Incidentally, Bloomberg is closing hundreds of NYC schools and replacing them with corporate-run charters, a great gift to the testing and charter industry. When NYC high school graduates enter college, fully 80% if them are incapable of college-level work and need remedial services. The charters do no better than public schools but they have sucked money and energy out of NYC’s public education system. So much for better scholarship in the future.

There are petitions to sign and donations can be made to help the New York Civil Liberties Union fight the good fight. I long for the day when Bloomberg is frog-marched into jail, but realistically, that isn’t going to happen. Our democracy (with a very small ‘d’) seems to apply the rule of law only to the 99%, and Bloomberg is at the tippy-top of that privileged 1% who routinely escape accountability.

Still, we need to see a win in New York City. If civil liberties can’t emerge triumphant, what kind of a country do we have left?

Prof. Johan Galtung argues that the US empire is near its end. I haven’t agreed because I think this country is getting better at militaristic adventures externally (overseas). We’ve even done away with the problem of losing every war since Vietnam by declaring a never-ending war on terrorism. Yup, we can’t lose this one because it need never be over.

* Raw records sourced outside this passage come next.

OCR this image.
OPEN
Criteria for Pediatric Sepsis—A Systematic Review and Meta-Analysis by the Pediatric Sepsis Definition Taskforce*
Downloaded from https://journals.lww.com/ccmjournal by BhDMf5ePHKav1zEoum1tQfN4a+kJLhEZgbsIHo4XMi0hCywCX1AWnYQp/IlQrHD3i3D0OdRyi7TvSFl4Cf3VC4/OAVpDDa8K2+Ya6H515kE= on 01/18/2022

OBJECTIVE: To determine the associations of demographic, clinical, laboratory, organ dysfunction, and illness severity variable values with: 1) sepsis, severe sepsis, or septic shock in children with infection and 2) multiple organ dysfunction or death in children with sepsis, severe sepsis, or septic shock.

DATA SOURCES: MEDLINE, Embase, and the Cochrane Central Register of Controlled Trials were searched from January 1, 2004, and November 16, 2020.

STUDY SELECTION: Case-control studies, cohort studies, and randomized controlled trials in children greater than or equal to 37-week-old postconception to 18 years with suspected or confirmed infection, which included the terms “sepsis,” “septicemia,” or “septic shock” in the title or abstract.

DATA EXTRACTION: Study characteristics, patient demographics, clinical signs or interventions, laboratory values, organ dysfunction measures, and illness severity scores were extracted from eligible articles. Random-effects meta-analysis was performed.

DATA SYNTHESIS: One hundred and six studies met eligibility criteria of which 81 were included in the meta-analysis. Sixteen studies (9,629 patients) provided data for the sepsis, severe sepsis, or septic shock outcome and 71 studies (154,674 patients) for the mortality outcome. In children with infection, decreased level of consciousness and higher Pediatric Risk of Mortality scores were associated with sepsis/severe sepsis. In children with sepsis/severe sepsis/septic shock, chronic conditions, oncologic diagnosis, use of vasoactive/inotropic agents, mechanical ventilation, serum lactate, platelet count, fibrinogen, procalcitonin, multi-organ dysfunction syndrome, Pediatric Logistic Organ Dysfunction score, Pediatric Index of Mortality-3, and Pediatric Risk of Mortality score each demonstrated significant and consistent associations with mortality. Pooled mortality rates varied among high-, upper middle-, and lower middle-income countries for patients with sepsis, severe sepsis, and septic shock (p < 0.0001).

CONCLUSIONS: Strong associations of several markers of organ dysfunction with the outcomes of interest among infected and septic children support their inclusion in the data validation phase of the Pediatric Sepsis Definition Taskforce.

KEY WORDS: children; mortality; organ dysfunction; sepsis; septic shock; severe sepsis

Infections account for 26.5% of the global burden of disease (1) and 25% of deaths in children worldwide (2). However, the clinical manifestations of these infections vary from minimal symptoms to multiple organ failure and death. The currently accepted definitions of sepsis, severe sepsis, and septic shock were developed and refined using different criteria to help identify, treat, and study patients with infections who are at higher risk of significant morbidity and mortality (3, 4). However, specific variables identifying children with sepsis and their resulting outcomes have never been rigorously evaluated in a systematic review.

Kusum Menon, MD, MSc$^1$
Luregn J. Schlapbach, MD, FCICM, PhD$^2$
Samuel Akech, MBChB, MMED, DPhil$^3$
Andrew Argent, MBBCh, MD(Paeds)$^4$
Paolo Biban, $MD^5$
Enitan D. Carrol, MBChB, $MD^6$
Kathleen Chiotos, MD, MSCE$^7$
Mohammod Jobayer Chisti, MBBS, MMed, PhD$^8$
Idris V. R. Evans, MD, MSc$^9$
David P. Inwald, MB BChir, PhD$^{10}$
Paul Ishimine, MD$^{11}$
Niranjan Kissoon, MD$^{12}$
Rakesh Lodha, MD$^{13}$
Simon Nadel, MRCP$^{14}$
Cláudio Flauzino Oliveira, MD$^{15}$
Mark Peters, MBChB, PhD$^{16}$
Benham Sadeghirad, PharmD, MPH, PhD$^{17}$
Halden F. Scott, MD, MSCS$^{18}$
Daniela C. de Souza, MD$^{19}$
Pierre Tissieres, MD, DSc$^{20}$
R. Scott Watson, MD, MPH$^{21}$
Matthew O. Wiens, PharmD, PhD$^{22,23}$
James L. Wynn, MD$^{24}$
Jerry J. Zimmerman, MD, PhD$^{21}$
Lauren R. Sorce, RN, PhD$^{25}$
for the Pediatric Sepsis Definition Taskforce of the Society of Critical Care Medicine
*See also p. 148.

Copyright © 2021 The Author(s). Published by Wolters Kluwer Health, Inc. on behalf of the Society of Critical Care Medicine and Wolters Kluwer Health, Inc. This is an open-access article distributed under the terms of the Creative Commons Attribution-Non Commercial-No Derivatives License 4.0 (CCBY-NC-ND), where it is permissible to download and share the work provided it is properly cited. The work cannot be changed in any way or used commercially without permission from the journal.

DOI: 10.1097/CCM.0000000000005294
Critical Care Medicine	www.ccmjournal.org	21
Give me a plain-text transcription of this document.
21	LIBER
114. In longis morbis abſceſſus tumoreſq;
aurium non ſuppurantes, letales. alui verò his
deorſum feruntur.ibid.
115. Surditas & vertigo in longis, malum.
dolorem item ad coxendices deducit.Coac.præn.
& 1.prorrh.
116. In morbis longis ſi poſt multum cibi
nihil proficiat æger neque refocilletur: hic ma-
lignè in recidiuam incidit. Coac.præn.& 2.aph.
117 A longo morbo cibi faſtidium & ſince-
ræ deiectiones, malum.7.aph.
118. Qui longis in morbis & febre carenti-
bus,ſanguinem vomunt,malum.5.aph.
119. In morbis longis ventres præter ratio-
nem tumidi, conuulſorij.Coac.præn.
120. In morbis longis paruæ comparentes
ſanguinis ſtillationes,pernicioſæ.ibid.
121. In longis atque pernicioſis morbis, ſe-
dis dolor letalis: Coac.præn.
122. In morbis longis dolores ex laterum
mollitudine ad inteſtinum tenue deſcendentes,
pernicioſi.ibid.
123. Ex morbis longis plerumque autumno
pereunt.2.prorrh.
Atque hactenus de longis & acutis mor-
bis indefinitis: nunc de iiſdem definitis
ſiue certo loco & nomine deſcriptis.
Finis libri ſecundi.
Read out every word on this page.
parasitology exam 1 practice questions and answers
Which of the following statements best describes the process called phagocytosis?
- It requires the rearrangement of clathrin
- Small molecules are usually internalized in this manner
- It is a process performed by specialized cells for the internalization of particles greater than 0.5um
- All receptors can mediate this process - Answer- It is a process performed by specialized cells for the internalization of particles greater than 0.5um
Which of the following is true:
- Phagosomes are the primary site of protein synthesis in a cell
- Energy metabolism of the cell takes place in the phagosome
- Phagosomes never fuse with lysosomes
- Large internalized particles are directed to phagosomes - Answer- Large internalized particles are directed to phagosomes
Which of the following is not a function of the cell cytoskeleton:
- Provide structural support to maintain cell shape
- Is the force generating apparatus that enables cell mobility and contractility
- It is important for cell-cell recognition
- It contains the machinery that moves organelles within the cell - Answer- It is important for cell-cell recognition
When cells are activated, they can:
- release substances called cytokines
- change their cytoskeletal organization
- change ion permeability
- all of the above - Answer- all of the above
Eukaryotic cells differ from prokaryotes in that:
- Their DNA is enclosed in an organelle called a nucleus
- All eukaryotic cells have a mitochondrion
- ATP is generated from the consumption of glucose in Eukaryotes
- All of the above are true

But internally, the President tramples on the Constitution with impunity and denies that justice exists at all by looking only “forward” and not looking “back.”

Can we continue without jobs that pay a living wage and with government suppressing the vote, taxing the poor, starving elders and shooting black kids? Yes.  That’s why I think the American Empire isn’t over. True, we might not like how it feels inside the new Empire, but nothing seems to be blocking its advances. All that war combined with growing industrial and intellectual capacity overseas means internal needs can be safely neglected. Our corporations can make money by participating in the external economy and let the county’s innards simply rot away. How’s that for pessimism?

Starve granny? Shoot more kids in the neighborhood where I grew up? This is the future, get angry or get used to it.